Together, that’s the difference between an array of numbers and a photograph:
In practice, real ISPs do far more — hot-pixel suppression, denoising (before demosaic, while statistics are tractable), local tone mapping (different curves in different regions), colour correction matrices (camera-specific calibration to a standard colour space), sharpening, lens-shading correction (correcting vignetting — the roughly-quadratic fall-off of light away from the sensor’s centre), sometimes temporal merging across frames, and more. Each of those is its own variation on the same theme: identify a specific way the captured signal misrepresents the scene, write a correction that fixes that one thing, sequence the corrections so each operates on the right form of the data.
The skeleton — the seven steps above — is the same across camera-style colour imaging stacks: phone cameras, mirrorless bodies, point-and-shoots, astrophotography rigs that target a display-ready render.
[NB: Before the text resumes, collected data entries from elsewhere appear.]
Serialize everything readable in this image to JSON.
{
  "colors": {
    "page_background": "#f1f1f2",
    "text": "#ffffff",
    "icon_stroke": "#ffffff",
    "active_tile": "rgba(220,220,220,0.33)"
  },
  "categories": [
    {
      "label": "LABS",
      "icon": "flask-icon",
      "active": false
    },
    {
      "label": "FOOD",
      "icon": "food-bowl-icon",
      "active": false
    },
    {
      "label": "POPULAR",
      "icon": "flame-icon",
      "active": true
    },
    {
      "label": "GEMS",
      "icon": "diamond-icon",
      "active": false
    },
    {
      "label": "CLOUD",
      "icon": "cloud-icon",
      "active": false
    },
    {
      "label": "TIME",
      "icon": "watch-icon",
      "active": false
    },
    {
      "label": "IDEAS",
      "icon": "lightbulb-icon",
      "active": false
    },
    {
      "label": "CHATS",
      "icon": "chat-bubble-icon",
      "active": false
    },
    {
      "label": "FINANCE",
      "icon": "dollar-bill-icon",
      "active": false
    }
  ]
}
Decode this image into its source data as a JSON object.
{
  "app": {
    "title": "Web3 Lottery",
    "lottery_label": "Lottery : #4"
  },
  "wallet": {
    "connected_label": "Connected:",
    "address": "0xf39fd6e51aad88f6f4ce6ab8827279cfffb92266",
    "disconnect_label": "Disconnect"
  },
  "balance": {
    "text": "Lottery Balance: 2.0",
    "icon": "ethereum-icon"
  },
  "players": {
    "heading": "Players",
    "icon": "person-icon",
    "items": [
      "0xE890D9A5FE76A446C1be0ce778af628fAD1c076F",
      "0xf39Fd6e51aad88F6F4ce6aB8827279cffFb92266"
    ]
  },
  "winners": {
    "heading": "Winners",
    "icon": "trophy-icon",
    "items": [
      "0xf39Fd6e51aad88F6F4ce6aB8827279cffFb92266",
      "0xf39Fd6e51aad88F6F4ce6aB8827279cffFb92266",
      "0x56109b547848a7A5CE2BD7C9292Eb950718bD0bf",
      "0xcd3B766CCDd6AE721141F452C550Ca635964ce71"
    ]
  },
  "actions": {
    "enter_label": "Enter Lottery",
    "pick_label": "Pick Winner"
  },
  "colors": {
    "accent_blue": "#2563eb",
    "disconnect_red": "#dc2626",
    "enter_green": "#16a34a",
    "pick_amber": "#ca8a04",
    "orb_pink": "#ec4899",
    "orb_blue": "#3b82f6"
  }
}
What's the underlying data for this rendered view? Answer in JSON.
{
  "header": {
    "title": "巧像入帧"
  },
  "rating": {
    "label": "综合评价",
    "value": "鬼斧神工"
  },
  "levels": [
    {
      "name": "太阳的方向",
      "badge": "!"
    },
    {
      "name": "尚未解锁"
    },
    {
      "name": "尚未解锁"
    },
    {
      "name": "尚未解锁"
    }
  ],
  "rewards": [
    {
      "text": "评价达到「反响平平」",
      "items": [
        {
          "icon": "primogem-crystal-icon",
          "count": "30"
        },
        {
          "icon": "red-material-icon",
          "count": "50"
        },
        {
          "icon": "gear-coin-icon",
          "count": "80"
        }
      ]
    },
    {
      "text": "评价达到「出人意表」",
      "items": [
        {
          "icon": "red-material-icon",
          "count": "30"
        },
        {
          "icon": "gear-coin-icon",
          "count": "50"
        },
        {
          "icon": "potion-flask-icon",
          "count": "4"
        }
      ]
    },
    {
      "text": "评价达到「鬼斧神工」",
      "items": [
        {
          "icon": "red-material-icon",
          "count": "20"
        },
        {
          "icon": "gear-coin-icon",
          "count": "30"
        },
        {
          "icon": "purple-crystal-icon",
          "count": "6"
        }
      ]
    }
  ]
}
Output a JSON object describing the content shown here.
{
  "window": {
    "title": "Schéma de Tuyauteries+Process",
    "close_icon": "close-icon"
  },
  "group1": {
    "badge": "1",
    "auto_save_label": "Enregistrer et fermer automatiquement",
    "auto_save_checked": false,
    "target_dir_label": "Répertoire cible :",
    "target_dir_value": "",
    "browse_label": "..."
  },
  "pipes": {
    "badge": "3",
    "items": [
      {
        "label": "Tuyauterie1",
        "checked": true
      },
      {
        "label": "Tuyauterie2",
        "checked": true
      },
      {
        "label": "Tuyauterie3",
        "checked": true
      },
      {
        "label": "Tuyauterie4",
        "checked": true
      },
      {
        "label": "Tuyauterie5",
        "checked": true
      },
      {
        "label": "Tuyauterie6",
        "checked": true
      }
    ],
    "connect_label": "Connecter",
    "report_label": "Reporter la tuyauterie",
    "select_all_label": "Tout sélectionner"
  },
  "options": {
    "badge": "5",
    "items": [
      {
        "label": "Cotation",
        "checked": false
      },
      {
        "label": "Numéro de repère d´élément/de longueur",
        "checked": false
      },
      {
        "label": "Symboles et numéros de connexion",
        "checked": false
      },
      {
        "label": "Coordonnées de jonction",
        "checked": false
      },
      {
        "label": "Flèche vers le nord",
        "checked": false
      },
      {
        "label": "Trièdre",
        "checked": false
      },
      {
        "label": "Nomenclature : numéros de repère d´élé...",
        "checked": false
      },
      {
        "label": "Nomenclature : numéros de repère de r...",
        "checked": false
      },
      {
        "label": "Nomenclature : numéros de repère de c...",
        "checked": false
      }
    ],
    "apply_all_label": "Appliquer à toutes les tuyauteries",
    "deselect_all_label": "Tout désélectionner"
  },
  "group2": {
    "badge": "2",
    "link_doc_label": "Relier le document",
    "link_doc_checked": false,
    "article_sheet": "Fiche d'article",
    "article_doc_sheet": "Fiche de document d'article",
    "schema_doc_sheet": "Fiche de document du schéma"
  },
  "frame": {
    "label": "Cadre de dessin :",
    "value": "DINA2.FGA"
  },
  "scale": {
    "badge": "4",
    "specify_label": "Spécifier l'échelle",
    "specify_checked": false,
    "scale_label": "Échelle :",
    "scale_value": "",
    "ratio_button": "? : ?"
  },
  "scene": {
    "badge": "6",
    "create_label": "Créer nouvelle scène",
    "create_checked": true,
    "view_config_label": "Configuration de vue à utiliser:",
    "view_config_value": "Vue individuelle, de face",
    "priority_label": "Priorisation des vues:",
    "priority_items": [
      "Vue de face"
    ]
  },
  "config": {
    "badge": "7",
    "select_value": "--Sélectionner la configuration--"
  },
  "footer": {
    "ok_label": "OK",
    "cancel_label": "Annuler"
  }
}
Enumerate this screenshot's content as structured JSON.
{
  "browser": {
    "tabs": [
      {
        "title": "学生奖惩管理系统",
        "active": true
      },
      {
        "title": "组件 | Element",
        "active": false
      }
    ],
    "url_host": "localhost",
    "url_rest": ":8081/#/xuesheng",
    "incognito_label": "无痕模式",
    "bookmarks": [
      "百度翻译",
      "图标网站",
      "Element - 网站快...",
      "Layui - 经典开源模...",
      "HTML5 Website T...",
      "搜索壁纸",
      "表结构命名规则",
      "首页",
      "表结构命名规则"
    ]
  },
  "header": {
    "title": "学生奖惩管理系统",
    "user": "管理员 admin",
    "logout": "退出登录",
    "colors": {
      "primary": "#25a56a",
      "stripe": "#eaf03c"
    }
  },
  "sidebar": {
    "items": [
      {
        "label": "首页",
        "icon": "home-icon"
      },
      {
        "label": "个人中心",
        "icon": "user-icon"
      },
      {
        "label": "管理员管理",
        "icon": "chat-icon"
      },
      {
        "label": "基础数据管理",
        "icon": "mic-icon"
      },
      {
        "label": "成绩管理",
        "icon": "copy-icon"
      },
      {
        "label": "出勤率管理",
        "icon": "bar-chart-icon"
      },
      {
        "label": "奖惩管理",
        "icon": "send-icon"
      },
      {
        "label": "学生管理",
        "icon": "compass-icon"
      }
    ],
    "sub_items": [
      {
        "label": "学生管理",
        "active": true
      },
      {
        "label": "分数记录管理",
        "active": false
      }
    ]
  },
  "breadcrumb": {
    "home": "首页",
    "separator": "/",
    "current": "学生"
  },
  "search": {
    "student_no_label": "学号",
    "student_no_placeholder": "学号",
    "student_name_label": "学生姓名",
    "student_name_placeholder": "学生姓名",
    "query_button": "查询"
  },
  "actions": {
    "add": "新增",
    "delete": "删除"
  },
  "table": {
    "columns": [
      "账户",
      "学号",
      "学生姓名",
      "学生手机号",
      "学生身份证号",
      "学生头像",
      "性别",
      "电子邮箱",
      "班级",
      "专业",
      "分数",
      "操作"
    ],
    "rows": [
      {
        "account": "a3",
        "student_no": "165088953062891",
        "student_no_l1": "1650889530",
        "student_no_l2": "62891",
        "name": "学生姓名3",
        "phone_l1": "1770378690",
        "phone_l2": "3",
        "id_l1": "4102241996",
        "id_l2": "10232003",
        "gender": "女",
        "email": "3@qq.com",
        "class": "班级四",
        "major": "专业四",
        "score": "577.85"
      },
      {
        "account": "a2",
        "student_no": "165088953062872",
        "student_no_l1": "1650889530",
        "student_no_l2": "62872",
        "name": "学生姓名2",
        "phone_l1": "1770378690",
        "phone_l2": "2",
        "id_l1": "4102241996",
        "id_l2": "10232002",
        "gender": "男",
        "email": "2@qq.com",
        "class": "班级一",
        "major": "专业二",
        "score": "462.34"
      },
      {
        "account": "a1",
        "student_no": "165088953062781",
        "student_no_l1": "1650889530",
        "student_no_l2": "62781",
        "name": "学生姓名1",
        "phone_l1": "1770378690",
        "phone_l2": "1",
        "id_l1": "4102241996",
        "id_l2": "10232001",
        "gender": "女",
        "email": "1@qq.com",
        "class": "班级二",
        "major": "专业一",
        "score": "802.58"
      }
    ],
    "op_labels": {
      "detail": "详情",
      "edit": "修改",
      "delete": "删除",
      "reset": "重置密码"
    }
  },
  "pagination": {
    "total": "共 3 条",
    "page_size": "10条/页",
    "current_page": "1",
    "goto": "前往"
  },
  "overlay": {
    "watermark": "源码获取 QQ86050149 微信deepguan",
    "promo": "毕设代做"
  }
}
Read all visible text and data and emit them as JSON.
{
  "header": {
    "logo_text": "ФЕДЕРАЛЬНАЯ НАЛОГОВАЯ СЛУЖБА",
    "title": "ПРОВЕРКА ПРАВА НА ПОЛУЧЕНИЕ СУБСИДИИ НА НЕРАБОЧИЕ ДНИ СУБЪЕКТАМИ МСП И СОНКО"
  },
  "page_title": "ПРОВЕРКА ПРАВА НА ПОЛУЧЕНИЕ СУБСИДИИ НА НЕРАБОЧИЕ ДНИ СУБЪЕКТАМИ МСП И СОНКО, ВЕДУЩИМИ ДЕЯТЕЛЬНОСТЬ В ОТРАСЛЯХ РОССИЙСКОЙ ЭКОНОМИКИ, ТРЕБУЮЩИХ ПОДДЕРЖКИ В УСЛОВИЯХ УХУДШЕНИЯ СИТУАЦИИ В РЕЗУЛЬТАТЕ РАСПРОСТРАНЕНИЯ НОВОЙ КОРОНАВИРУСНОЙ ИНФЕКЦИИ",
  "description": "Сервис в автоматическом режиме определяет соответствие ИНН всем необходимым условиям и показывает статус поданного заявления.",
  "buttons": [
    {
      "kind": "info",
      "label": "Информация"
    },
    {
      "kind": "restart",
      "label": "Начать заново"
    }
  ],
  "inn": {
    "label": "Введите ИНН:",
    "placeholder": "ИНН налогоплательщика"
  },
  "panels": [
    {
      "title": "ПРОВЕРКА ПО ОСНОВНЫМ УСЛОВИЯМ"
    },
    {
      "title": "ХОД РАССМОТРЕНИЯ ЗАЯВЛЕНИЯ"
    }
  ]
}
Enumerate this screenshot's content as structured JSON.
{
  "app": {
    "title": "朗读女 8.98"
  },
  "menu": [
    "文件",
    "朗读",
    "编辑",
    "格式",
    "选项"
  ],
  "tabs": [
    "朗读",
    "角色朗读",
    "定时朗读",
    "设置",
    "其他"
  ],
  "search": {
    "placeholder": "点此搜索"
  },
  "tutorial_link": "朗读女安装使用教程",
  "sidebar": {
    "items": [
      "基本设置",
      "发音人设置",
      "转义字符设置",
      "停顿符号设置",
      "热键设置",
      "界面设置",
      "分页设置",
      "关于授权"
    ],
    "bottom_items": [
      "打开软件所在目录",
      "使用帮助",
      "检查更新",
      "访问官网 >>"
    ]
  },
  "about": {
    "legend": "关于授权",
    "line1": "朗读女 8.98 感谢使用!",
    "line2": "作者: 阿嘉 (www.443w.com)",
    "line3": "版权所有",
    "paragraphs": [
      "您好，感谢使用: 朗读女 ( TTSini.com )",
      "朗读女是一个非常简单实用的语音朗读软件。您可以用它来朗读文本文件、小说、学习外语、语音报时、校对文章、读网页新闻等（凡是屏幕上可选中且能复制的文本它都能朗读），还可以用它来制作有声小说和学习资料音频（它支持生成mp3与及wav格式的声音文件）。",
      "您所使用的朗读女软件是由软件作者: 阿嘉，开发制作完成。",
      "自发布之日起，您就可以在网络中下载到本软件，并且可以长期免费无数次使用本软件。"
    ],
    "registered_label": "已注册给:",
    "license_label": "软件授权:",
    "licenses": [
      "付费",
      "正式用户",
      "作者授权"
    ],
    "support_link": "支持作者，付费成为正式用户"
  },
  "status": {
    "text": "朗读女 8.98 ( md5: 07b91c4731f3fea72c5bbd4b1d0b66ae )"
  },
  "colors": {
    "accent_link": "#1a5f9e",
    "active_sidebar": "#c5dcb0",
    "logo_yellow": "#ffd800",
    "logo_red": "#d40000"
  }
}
Other domains diverge: medical scanners almost never demosaic or apply a CCM; ML pipelines that consume RAW frames frequently skip tone-mapping and gamma deliberately, to keep the data linear for the model. The common shape is “sensor sees one thing, observer expects another, and a deliberate sequence of corrections gets from one to the other” — which corrections, and in what order, depends on what the observer is.